[plug] Shell query...

Peter Wright pete at cygnus.uwa.edu.au
Thu Jun 8 12:04:09 WST 2000


Hi all,

Small shell-related query....

You know everyone's favourite spam storage and retrieval unit,
/dev/null? Well, I was just wondering if there is a simple way to
simulate the effect of /dev/null on a non-Linux system.

Specifically, I'm developing using Cygwin and zsh on an NT system
(pity me :), and I need to do a lot of cvs updating on a moderately
large project (if you don't know what cvs is, it doesn't really matter
for now, but you should find out :). Now I'm not sure if the cvs on a
unix platform does the same, but it appears that cvs on NT (it's the
WinCVS command-line util, btw) has a habit of listing _every_
directory it updates on the standard error, rather than standard
input.

Which is moderately annoying, because it means I can't just grep -v
the directory messages out (which is what I want to do). If I was on a
Linux system, I'd just do something like

$ cvs update -P -d 2> /dev/null | [...whatever other grepping here...]

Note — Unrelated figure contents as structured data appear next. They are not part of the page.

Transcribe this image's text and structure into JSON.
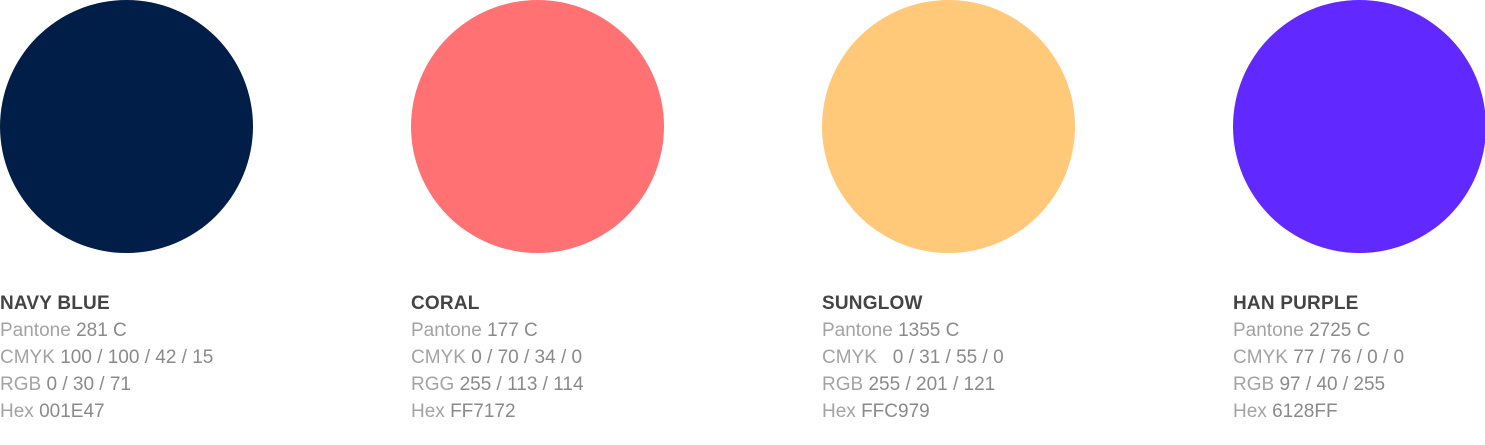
{
  "swatches": [
    {
      "name": "NAVY BLUE",
      "color": "#001E47",
      "pantone_label": "Pantone",
      "pantone_value": "281 C",
      "cmyk_label": "CMYK",
      "cmyk_value": "100 / 100 / 42 / 15",
      "rgb_label": "RGB",
      "rgb_value": "0 / 30 / 71",
      "hex_label": "Hex",
      "hex_value": "001E47"
    },
    {
      "name": "CORAL",
      "color": "#FF7172",
      "pantone_label": "Pantone",
      "pantone_value": "177 C",
      "cmyk_label": "CMYK",
      "cmyk_value": "0 / 70 / 34 / 0",
      "rgb_label": "RGG",
      "rgb_value": "255 / 113 / 114",
      "hex_label": "Hex",
      "hex_value": "FF7172"
    },
    {
      "name": "SUNGLOW",
      "color": "#FFC979",
      "pantone_label": "Pantone",
      "pantone_value": "1355 C",
      "cmyk_label": "CMYK",
      "cmyk_value": "  0 / 31 / 55 / 0",
      "rgb_label": "RGB",
      "rgb_value": "255 / 201 / 121",
      "hex_label": "Hex",
      "hex_value": "FFC979"
    },
    {
      "name": "HAN PURPLE",
      "color": "#6128FF",
      "pantone_label": "Pantone",
      "pantone_value": "2725 C",
      "cmyk_label": "CMYK",
      "cmyk_value": "77 / 76 / 0 / 0",
      "rgb_label": "RGB",
      "rgb_value": "97 / 40 / 255",
      "hex_label": "Hex",
      "hex_value": "6128FF"
    }
  ]
}
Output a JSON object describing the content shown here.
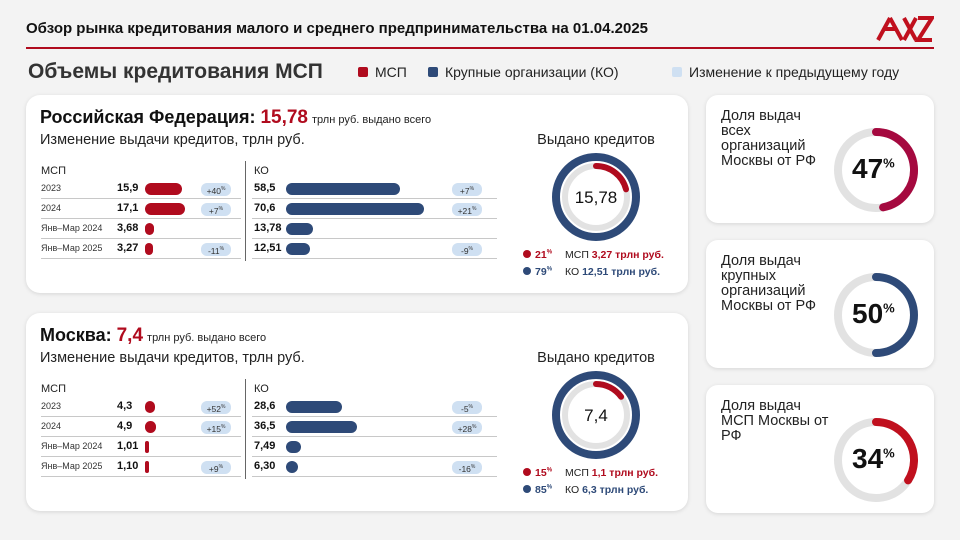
{
  "header": {
    "title": "Обзор рынка кредитования малого и среднего предпринимательства на 01.04.2025"
  },
  "section_title": "Объемы кредитования МСП",
  "legend": [
    {
      "label": "МСП",
      "color": "#b00b1e"
    },
    {
      "label": "Крупные организации (КО)",
      "color": "#2e4a78"
    },
    {
      "label": "Изменение к предыдущему году",
      "color": "#cfe0f2"
    }
  ],
  "colors": {
    "msp": "#b00b1e",
    "ko": "#2e4a78",
    "change": "#cfe0f2",
    "track": "#e2e2e2"
  },
  "chart_data": [
    {
      "type": "bar",
      "region": "Российская Федерация",
      "total": "15,78",
      "total_suffix": "трлн руб. выдано всего",
      "subtitle": "Изменение выдачи кредитов, трлн руб.",
      "col_msp": "МСП",
      "col_ko": "КО",
      "categories": [
        "2023",
        "2024",
        "Янв–Мар 2024",
        "Янв–Мар 2025"
      ],
      "series": [
        {
          "name": "МСП",
          "values": [
            15.9,
            17.1,
            3.68,
            3.27
          ],
          "labels": [
            "15,9",
            "17,1",
            "3,68",
            "3,27"
          ],
          "change": [
            "+40",
            "+7",
            "",
            "-11"
          ]
        },
        {
          "name": "КО",
          "values": [
            58.5,
            70.6,
            13.78,
            12.51
          ],
          "labels": [
            "58,5",
            "70,6",
            "13,78",
            "12,51"
          ],
          "change": [
            "+7",
            "+21",
            "",
            "-9"
          ]
        }
      ],
      "donut": {
        "title": "Выдано кредитов",
        "center": "15,78",
        "msp_share": 21,
        "ko_share": 79,
        "msp_pct": "21",
        "ko_pct": "79",
        "msp_text": "МСП",
        "msp_amount": "3,27 трлн руб.",
        "ko_text": "КО",
        "ko_amount": "12,51 трлн руб."
      }
    },
    {
      "type": "bar",
      "region": "Москва",
      "total": "7,4",
      "total_suffix": "трлн руб. выдано всего",
      "subtitle": "Изменение выдачи кредитов, трлн руб.",
      "col_msp": "МСП",
      "col_ko": "КО",
      "categories": [
        "2023",
        "2024",
        "Янв–Мар 2024",
        "Янв–Мар 2025"
      ],
      "series": [
        {
          "name": "МСП",
          "values": [
            4.3,
            4.9,
            1.01,
            1.1
          ],
          "labels": [
            "4,3",
            "4,9",
            "1,01",
            "1,10"
          ],
          "change": [
            "+52",
            "+15",
            "",
            "+9"
          ]
        },
        {
          "name": "КО",
          "values": [
            28.6,
            36.5,
            7.49,
            6.3
          ],
          "labels": [
            "28,6",
            "36,5",
            "7,49",
            "6,30"
          ],
          "change": [
            "-5",
            "+28",
            "",
            "-16"
          ]
        }
      ],
      "donut": {
        "title": "Выдано кредитов",
        "center": "7,4",
        "msp_share": 15,
        "ko_share": 85,
        "msp_pct": "15",
        "ko_pct": "85",
        "msp_text": "МСП",
        "msp_amount": "1,1 трлн руб.",
        "ko_text": "КО",
        "ko_amount": "6,3 трлн руб."
      }
    },
    {
      "type": "pie",
      "label": "Доля выдач всех организаций Москвы от РФ",
      "value": 47,
      "value_text": "47",
      "color": "#a5093f"
    },
    {
      "type": "pie",
      "label": "Доля выдач крупных организаций Москвы от РФ",
      "value": 50,
      "value_text": "50",
      "color": "#2e4a78"
    },
    {
      "type": "pie",
      "label": "Доля выдач МСП Москвы от РФ",
      "value": 34,
      "value_text": "34",
      "color": "#c0101e"
    }
  ]
}
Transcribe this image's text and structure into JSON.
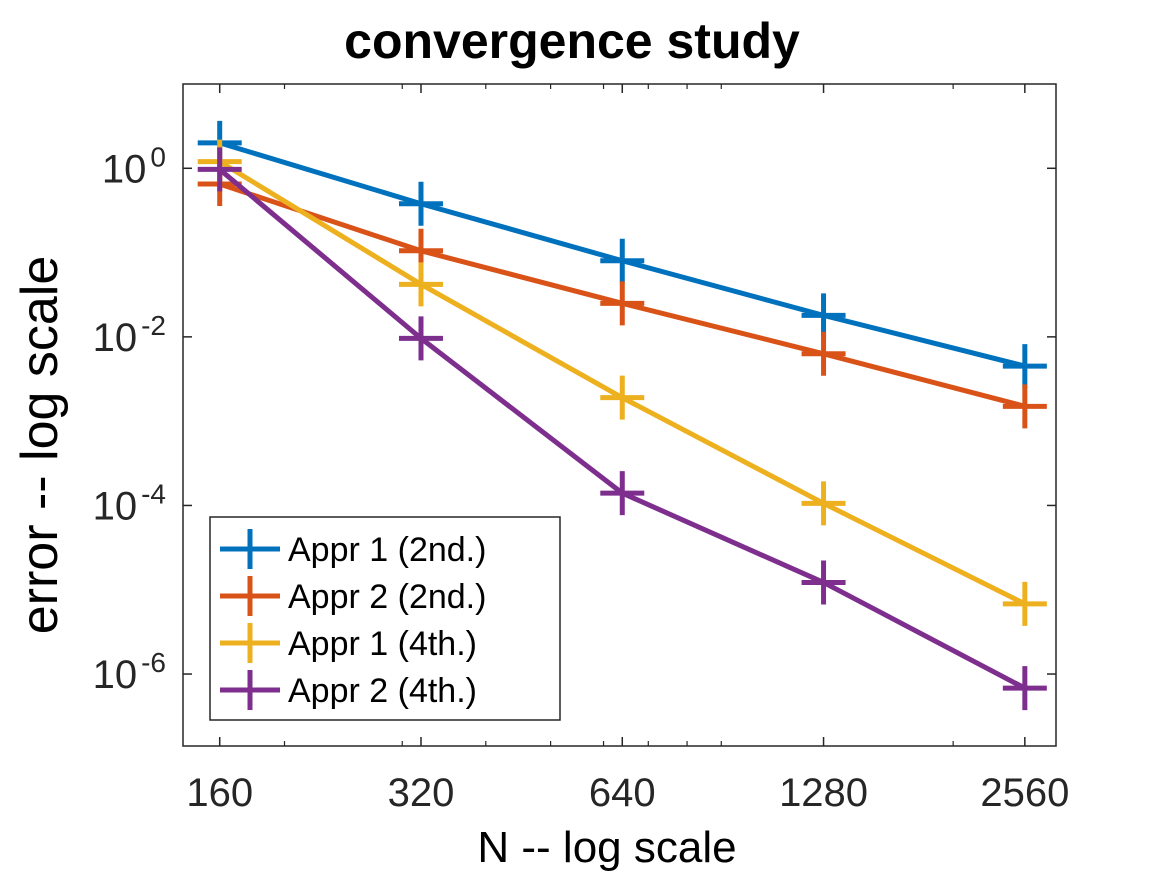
{
  "chart_data": {
    "type": "line",
    "title": "convergence study",
    "xlabel": "N -- log scale",
    "ylabel": "error -- log scale",
    "x_scale": "log",
    "y_scale": "log",
    "xlim": [
      141,
      2850
    ],
    "ylim": [
      1.4e-07,
      10
    ],
    "x": [
      160,
      320,
      640,
      1280,
      2560
    ],
    "x_tick_labels": [
      "160",
      "320",
      "640",
      "1280",
      "2560"
    ],
    "y_ticks": [
      {
        "value": 1,
        "base": "10",
        "exp": "0"
      },
      {
        "value": 0.01,
        "base": "10",
        "exp": "-2"
      },
      {
        "value": 0.0001,
        "base": "10",
        "exp": "-4"
      },
      {
        "value": 1e-06,
        "base": "10",
        "exp": "-6"
      }
    ],
    "grid": false,
    "legend_position": "bottom-left",
    "marker": "plus",
    "series": [
      {
        "name": "Appr 1 (2nd.)",
        "color": "#0072bd",
        "values": [
          2.0,
          0.38,
          0.08,
          0.018,
          0.0045
        ]
      },
      {
        "name": "Appr 2 (2nd.)",
        "color": "#d95319",
        "values": [
          0.65,
          0.105,
          0.025,
          0.0063,
          0.0015
        ]
      },
      {
        "name": "Appr 1 (4th.)",
        "color": "#edb120",
        "values": [
          1.2,
          0.042,
          0.0019,
          0.000106,
          6.8e-06
        ]
      },
      {
        "name": "Appr 2 (4th.)",
        "color": "#7e2f8e",
        "values": [
          0.97,
          0.0096,
          0.00014,
          1.22e-05,
          6.8e-07
        ]
      }
    ]
  }
}
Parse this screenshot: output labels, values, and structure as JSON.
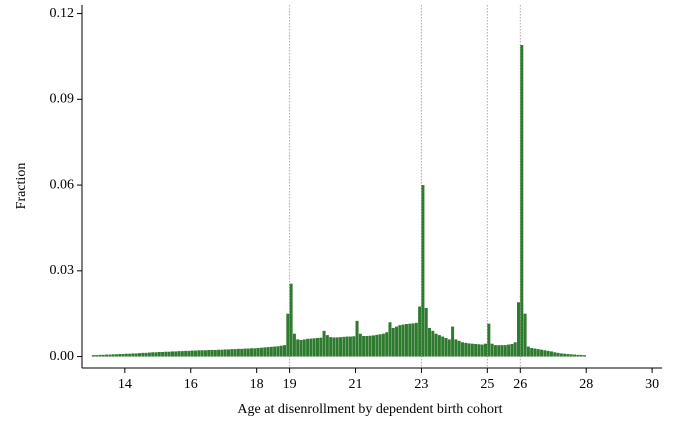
{
  "chart_data": {
    "type": "histogram",
    "xlabel": "Age at disenrollment by dependent birth cohort",
    "ylabel": "Fraction",
    "color": "#2e7a2e",
    "bins": [
      13,
      13.1,
      13.2,
      13.3,
      13.4,
      13.5,
      13.6,
      13.7,
      13.8,
      13.9,
      14,
      14.1,
      14.2,
      14.3,
      14.4,
      14.5,
      14.6,
      14.7,
      14.8,
      14.9,
      15,
      15.1,
      15.2,
      15.3,
      15.4,
      15.5,
      15.6,
      15.7,
      15.8,
      15.9,
      16,
      16.1,
      16.2,
      16.3,
      16.4,
      16.5,
      16.6,
      16.7,
      16.8,
      16.9,
      17,
      17.1,
      17.2,
      17.3,
      17.4,
      17.5,
      17.6,
      17.7,
      17.8,
      17.9,
      18,
      18.1,
      18.2,
      18.3,
      18.4,
      18.5,
      18.6,
      18.7,
      18.8,
      18.9,
      19,
      19.1,
      19.2,
      19.3,
      19.4,
      19.5,
      19.6,
      19.7,
      19.8,
      19.9,
      20,
      20.1,
      20.2,
      20.3,
      20.4,
      20.5,
      20.6,
      20.7,
      20.8,
      20.9,
      21,
      21.1,
      21.2,
      21.3,
      21.4,
      21.5,
      21.6,
      21.7,
      21.8,
      21.9,
      22,
      22.1,
      22.2,
      22.3,
      22.4,
      22.5,
      22.6,
      22.7,
      22.8,
      22.9,
      23,
      23.1,
      23.2,
      23.3,
      23.4,
      23.5,
      23.6,
      23.7,
      23.8,
      23.9,
      24,
      24.1,
      24.2,
      24.3,
      24.4,
      24.5,
      24.6,
      24.7,
      24.8,
      24.9,
      25,
      25.1,
      25.2,
      25.3,
      25.4,
      25.5,
      25.6,
      25.7,
      25.8,
      25.9,
      26,
      26.1,
      26.2,
      26.3,
      26.4,
      26.5,
      26.6,
      26.7,
      26.8,
      26.9,
      27,
      27.1,
      27.2,
      27.3,
      27.4,
      27.5,
      27.6,
      27.7,
      27.8,
      27.9,
      28
    ],
    "values": [
      0.0005,
      0.0005,
      0.0006,
      0.0006,
      0.0007,
      0.0007,
      0.0008,
      0.0008,
      0.0009,
      0.0009,
      0.001,
      0.001,
      0.0011,
      0.0011,
      0.0012,
      0.0013,
      0.0013,
      0.0014,
      0.0015,
      0.0015,
      0.0016,
      0.0016,
      0.0017,
      0.0017,
      0.0018,
      0.0018,
      0.0019,
      0.0019,
      0.002,
      0.002,
      0.0021,
      0.0021,
      0.0022,
      0.0022,
      0.0022,
      0.0023,
      0.0023,
      0.0023,
      0.0024,
      0.0024,
      0.0025,
      0.0025,
      0.0026,
      0.0026,
      0.0027,
      0.0027,
      0.0028,
      0.0028,
      0.0029,
      0.0029,
      0.003,
      0.0031,
      0.0032,
      0.0033,
      0.0034,
      0.0035,
      0.0036,
      0.0038,
      0.004,
      0.015,
      0.0255,
      0.008,
      0.006,
      0.0058,
      0.006,
      0.0062,
      0.0063,
      0.0064,
      0.0065,
      0.0066,
      0.009,
      0.0075,
      0.0068,
      0.0067,
      0.0067,
      0.0068,
      0.0069,
      0.007,
      0.007,
      0.0071,
      0.0125,
      0.008,
      0.0072,
      0.0072,
      0.0073,
      0.0074,
      0.0076,
      0.0078,
      0.008,
      0.0085,
      0.012,
      0.01,
      0.0105,
      0.011,
      0.0112,
      0.0114,
      0.0115,
      0.0116,
      0.0118,
      0.0175,
      0.06,
      0.017,
      0.01,
      0.009,
      0.008,
      0.0075,
      0.007,
      0.0065,
      0.006,
      0.0105,
      0.006,
      0.0055,
      0.005,
      0.0048,
      0.0046,
      0.0045,
      0.0044,
      0.0043,
      0.0042,
      0.0045,
      0.0115,
      0.0045,
      0.004,
      0.004,
      0.004,
      0.004,
      0.0042,
      0.0044,
      0.005,
      0.019,
      0.109,
      0.015,
      0.0035,
      0.003,
      0.0028,
      0.0026,
      0.0024,
      0.0022,
      0.002,
      0.0018,
      0.0015,
      0.0013,
      0.0011,
      0.001,
      0.0009,
      0.0008,
      0.0007,
      0.0006,
      0.0006,
      0.0005
    ],
    "xlim": [
      12.7,
      30.3
    ],
    "ylim": [
      -0.004,
      0.123
    ],
    "xticks": [
      14,
      16,
      18,
      19,
      21,
      23,
      25,
      26,
      28,
      30
    ],
    "yticks": [
      {
        "value": 0,
        "label": "0.00"
      },
      0.03,
      0.06,
      0.09,
      0.12
    ],
    "vlines": [
      19,
      23,
      25,
      26
    ],
    "grid": false
  }
}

which (unless I've made a mistake), should redirect the STDERR to
/dev/null and leave STDOUT alone.

On the NT system, I can of course do 

$ cvs update -P -d 2> somefilename 

but that would be annoying as I'd have to keep removing said file
everytime I did an update. Well, I could wrap it in a script, but
that'd be a little inflexible...

Does anyone have any other clever shell suggestions as to how I could
just make STDERR just "go away"? I feel it should be straightforward,
but my knowledge of shell tricks is coming up a little short....

Thanks,
Pete.
-- 
http://cygnus.uwa.edu.au/~pete/

--
hundred-and-one symptoms of being an internet addict:
62. If your doorbell rings, you think that new mail has arrived.  And then
    you're disappointed that it's only someone at the door.